Option C: Micro-manufacturing of staple blends — branded flour mixes, spice blends. Low tech, but requires good quality control and certification; a slow build but good margins.
He scribbled pros and cons: snacks could be marketed quick, but food manufacturing needed quality assurance and a small team. Cold storage was expensive but strategic; it would strengthen logistics and partnerships. The subsidy system's promise to fund fifty percent meant he would need to present clear numbers and projections: cost of machines, rent, staffing, break-even months, sales forecasts — and a contingency plan should things go wrong.
He imagined pitching to the system like mapping the future in neat ratios and graphs, but the system would only listen to logic and numbers. He thought about starting simple — a pilot line for snacks that used existing suppliers and could be scaled. It felt safer than a full cold-storage plant, though less transformative.
At home that night he told his father, vaguely, about renovation ideas and the need to scout for a nearby lot for the new branch. His father's eyes widened with excitement and the same careful worry his parents always wore. "Make sure the new branch is near schools or markets," his father advised. "Students and households are the steady crowd."
Sami barged into the conversation with grand plans for a play area in the supermarket. His little sister offered to design a "kids' corner" with drawings taped to the refrigerator. The family fussed over small details — paint color, the exact placement of the tea stall — unburdened by the system's cold precision. For them it was a future that looked like weekends and soft smiles; for Ashburn it was also projections and timelines. Both views fit comfortably in his chest.
That night, the system nudged again in the hush of his room.
[System Notification]
System Capital Allocated: 32 Lakh for current evaluation.
Recommendation: Submit detailed subsidy proposal within evaluation period. Phased expansion advised for flagship store conversion. Monitor risk thresholds: maintain liquidity ratio > X.
He read the words and felt that narrowed calm he always felt before action. The system's instructions were clinical — capital, recommendations, risk thresholds — and only he would carry them into the world as simple plans, not secret edicts.
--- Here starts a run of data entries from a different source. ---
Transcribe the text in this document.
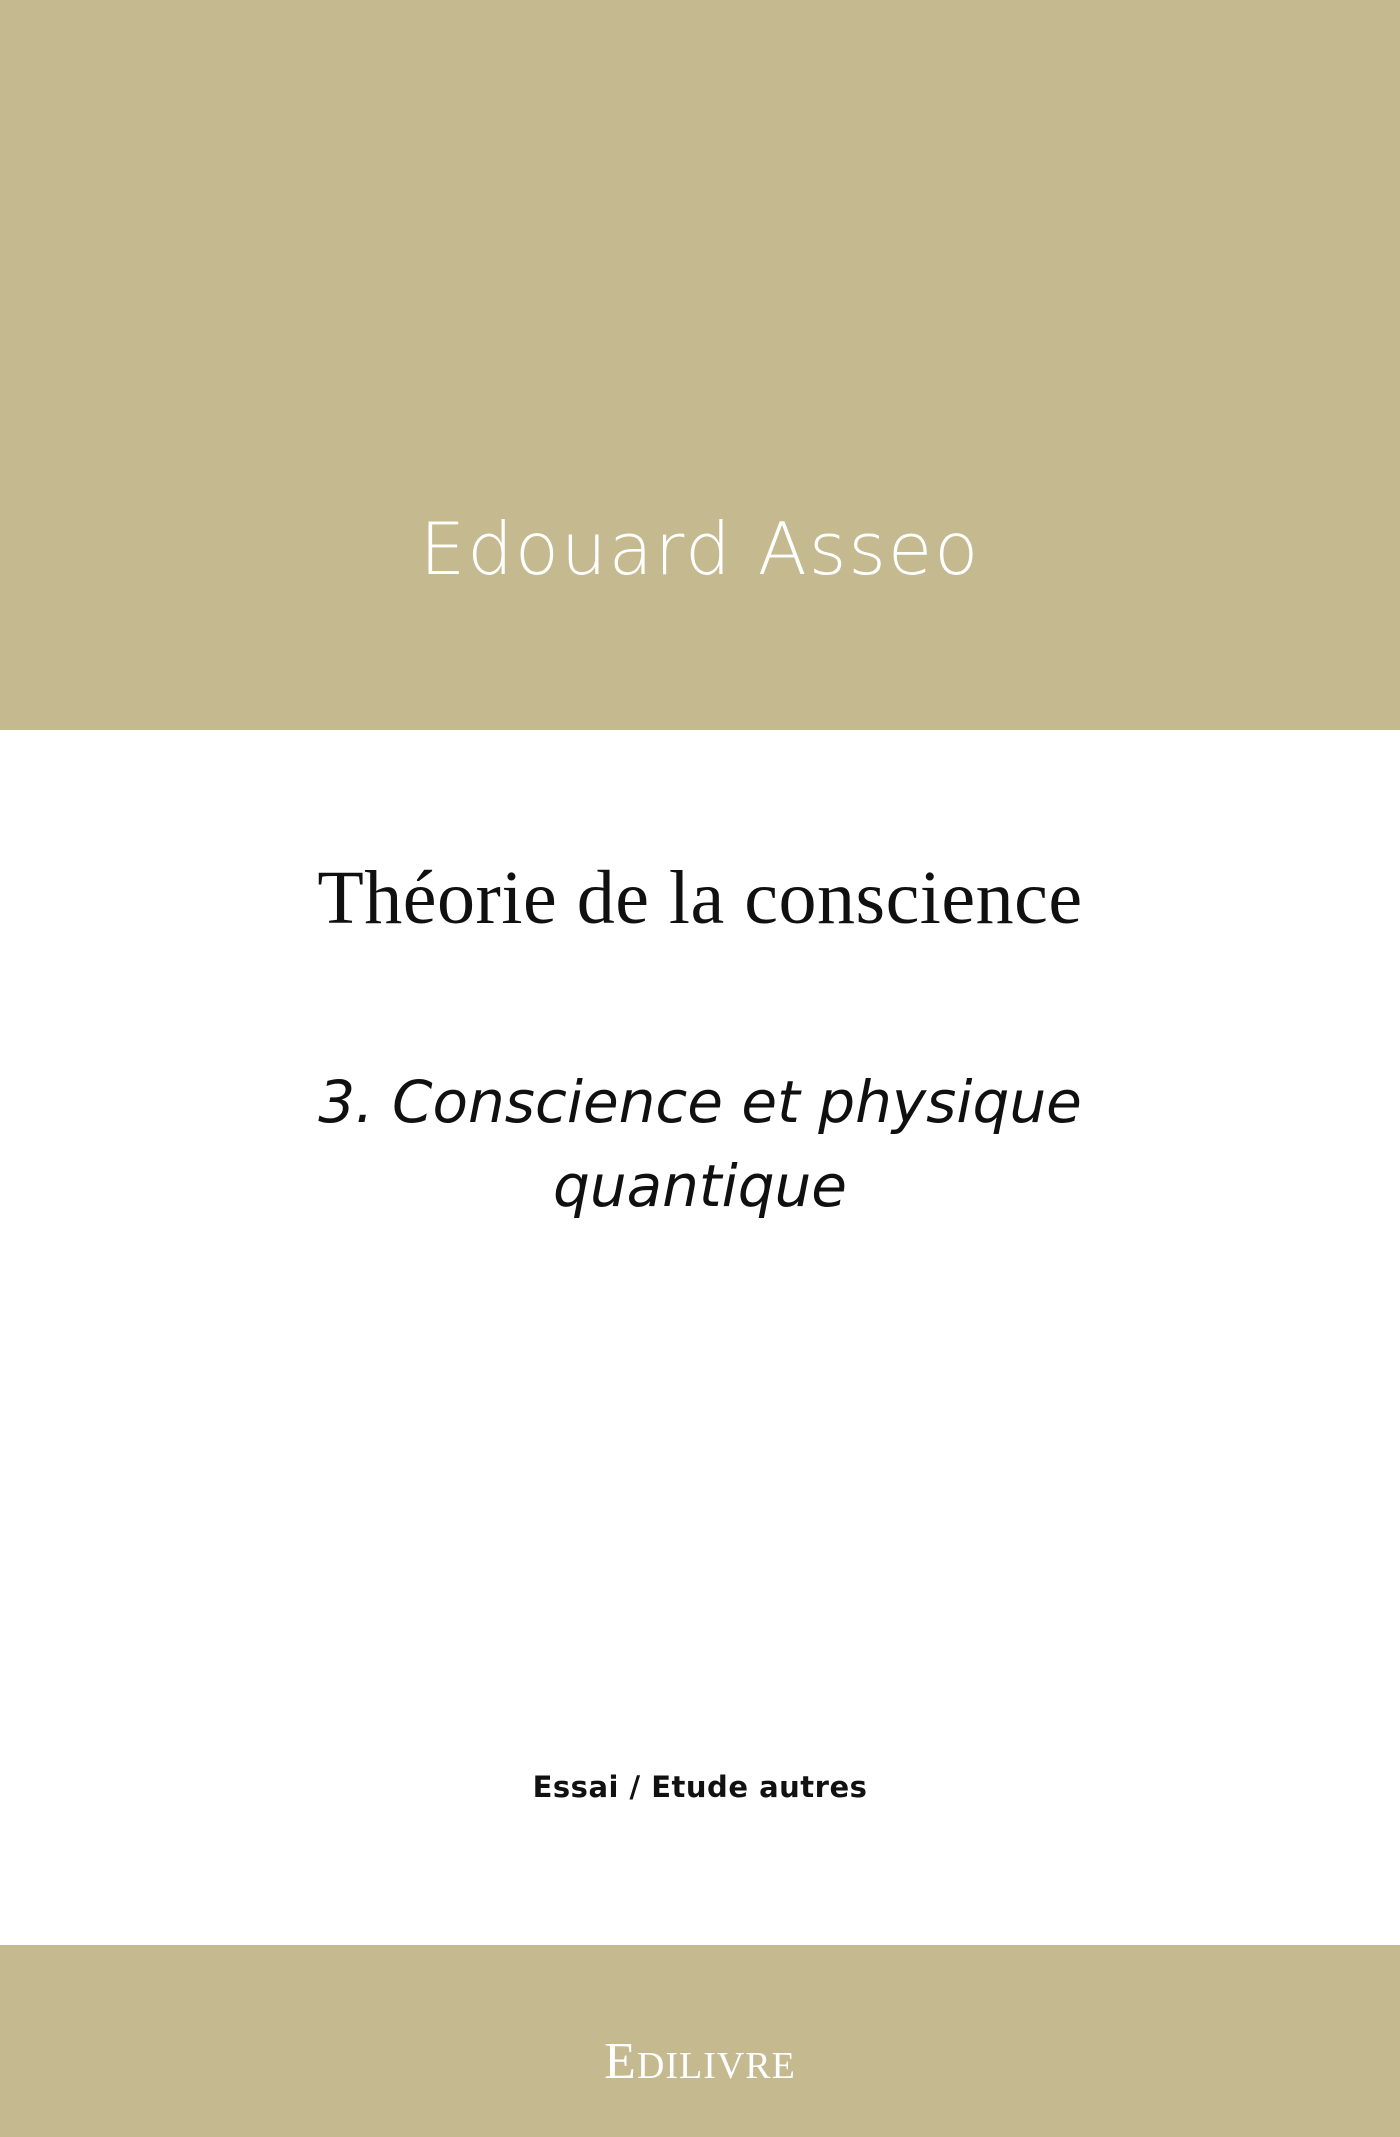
Edouard Asseo
Théorie de la conscience
3. Conscience et physique quantique
Essai / Etude autres
EDILIVRE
He closed his notebook and wrote the first line under a heading: Subsidy Pitch — Pilot Snack Line. Then he added a smaller note: Supermarket — Phase 1: Design & procurement (2 weeks). Phase 2: Renovation & training (4 weeks). Phase 3: Soft launch & feedback (2 weeks). He split the thirty-two lakh mentally: about twelve lakh for renovation and equipment, eight lakh reserved for second branch and the rest as contingency and small vehicle upgrade.
He felt the gravity of it — responsibility crowding the edges, excitement burning at the center. Six months was not endless, but with careful pacing it was enough to do real, visible work.
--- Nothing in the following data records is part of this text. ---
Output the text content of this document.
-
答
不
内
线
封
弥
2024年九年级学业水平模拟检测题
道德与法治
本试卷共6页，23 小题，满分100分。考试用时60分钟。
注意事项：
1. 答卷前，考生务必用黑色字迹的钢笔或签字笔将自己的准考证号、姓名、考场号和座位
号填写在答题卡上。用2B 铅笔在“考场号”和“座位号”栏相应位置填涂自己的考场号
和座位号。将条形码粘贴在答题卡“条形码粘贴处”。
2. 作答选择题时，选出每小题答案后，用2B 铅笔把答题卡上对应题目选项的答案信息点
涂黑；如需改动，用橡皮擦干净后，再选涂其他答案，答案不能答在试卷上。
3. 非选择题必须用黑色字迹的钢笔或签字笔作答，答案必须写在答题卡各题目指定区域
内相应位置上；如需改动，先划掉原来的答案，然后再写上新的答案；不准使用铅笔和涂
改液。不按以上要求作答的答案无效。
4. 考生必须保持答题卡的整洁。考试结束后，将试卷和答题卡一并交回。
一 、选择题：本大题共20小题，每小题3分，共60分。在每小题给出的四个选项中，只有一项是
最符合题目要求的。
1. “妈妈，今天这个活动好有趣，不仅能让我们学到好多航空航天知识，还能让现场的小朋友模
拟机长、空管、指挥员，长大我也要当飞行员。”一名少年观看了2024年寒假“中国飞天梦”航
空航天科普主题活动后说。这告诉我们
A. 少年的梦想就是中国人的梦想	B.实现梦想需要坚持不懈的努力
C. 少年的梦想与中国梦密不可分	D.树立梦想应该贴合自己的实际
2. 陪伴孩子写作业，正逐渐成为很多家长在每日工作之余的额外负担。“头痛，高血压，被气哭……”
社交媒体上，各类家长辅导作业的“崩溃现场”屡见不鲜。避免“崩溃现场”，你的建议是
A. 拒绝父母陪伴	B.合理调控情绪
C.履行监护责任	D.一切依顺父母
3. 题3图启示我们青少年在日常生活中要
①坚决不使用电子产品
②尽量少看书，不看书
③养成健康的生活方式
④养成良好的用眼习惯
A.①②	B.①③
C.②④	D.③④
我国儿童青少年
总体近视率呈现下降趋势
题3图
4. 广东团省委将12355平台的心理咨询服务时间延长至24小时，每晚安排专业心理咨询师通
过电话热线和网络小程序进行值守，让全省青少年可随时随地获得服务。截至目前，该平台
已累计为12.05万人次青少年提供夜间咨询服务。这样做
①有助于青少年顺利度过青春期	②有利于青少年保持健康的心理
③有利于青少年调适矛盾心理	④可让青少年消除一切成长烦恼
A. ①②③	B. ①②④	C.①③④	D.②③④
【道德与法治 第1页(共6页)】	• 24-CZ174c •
"Step by step," he whispered to himself, folding the page closed.
Tomorrow he would sketch designs with Aisha, visit potential small factory spaces, and call Horizon to renegotiate bulk supplies for the supermarket. He would write the first draft of the subsidy pitch — clear, simple, numbers first, promise later.
Outside, the desert wind passed like a slow promise. He stood long enough to let it brush his face, then went in. The city carried on, unaware of the small, powerful plans being drawn in a quiet room. Only he held the map now — and the decision to make it real.